Dietary Minerals are the group of minerals which is essential for our body to sustain normal functions and physical health.

                                        Cobalt

Cobalt is one of many essential mineral needed by our body in very small amounts to enhance productions of red blood cell and the formation of myelin nerve coverings It also is vital as a necessary cofactor for making the thyroid hormone thyroxine and stored in the red blood cells, the plasma, liver, kidney, spleen, pancreas, etc.

                 Cobalamin deficiency and spina bifida and other neural tube defects



Cobalamin deficiency in the newborn usually results from cobalamin deficiency in the mother. Megaloblastic anaemia, pancytopenia and failure to thrive can be present, accompanied by neurological deficits if the diagnosis is delayed.
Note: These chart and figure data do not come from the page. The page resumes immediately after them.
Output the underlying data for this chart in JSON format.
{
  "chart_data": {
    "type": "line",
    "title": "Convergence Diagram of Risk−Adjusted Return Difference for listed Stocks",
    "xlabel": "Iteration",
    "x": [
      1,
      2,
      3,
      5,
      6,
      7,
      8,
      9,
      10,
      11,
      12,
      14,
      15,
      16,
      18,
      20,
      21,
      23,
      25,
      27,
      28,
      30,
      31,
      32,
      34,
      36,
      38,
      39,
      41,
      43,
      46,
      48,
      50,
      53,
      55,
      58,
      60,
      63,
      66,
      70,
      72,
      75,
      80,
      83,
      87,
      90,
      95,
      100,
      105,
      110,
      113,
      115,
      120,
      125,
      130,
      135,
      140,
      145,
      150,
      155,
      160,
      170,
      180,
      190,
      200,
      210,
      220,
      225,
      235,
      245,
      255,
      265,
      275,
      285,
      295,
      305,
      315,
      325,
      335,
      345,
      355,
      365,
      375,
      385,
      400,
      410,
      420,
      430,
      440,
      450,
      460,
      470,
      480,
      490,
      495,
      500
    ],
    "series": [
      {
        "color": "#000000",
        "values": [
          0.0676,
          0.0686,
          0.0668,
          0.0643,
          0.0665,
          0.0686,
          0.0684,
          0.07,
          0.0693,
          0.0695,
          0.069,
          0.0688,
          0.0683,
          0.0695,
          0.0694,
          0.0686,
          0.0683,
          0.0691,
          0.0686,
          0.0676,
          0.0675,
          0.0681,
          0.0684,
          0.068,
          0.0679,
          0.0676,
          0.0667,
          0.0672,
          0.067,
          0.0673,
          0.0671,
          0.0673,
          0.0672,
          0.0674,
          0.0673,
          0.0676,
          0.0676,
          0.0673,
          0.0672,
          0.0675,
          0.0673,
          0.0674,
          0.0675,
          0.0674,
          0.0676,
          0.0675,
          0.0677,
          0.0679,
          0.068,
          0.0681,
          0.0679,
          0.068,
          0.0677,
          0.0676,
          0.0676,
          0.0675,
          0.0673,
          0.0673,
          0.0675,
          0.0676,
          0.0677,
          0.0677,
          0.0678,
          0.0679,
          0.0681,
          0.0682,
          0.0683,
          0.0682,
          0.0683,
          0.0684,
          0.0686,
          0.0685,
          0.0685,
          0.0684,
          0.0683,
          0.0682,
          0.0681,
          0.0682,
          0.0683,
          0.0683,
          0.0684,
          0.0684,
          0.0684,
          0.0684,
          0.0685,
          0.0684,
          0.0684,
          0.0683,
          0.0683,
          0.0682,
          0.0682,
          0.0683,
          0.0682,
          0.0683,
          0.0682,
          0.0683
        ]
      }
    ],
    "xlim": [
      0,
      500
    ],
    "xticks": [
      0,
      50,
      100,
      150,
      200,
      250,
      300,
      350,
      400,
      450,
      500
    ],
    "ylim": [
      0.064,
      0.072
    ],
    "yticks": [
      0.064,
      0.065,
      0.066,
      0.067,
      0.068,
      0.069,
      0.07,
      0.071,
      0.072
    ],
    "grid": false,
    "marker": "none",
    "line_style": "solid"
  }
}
According to the study by the the McGill University-Montreal Montreal Children's Hospital Research Institute of the McGill University Health Center, most cases of spina bifida and other neural tube defects result from maternal folate and/or cobalamin insufficiency in the periconceptual period. Polymorphisms in a number of genes involved in folate and cobalamin metabolism exacerbate the risk. Inborn errors of cobalamin metabolism affect its absorption, (intrinsic factor deficiency, Imerslund-Gräsbeck syndrome) and transport (transcobalamin deficiency) as well as its intracellular metabolism affecting adenosylcobalamin synthesis (cblA and cblB), methionine synthase function (cblE and cblG) or both (cblC, cblD and cblF). Inborn errors of folate metabolism include congenital folate malabsorption, severe methylenetetrahydrofolate reductase deficiency and formiminotransferase deficiency(3).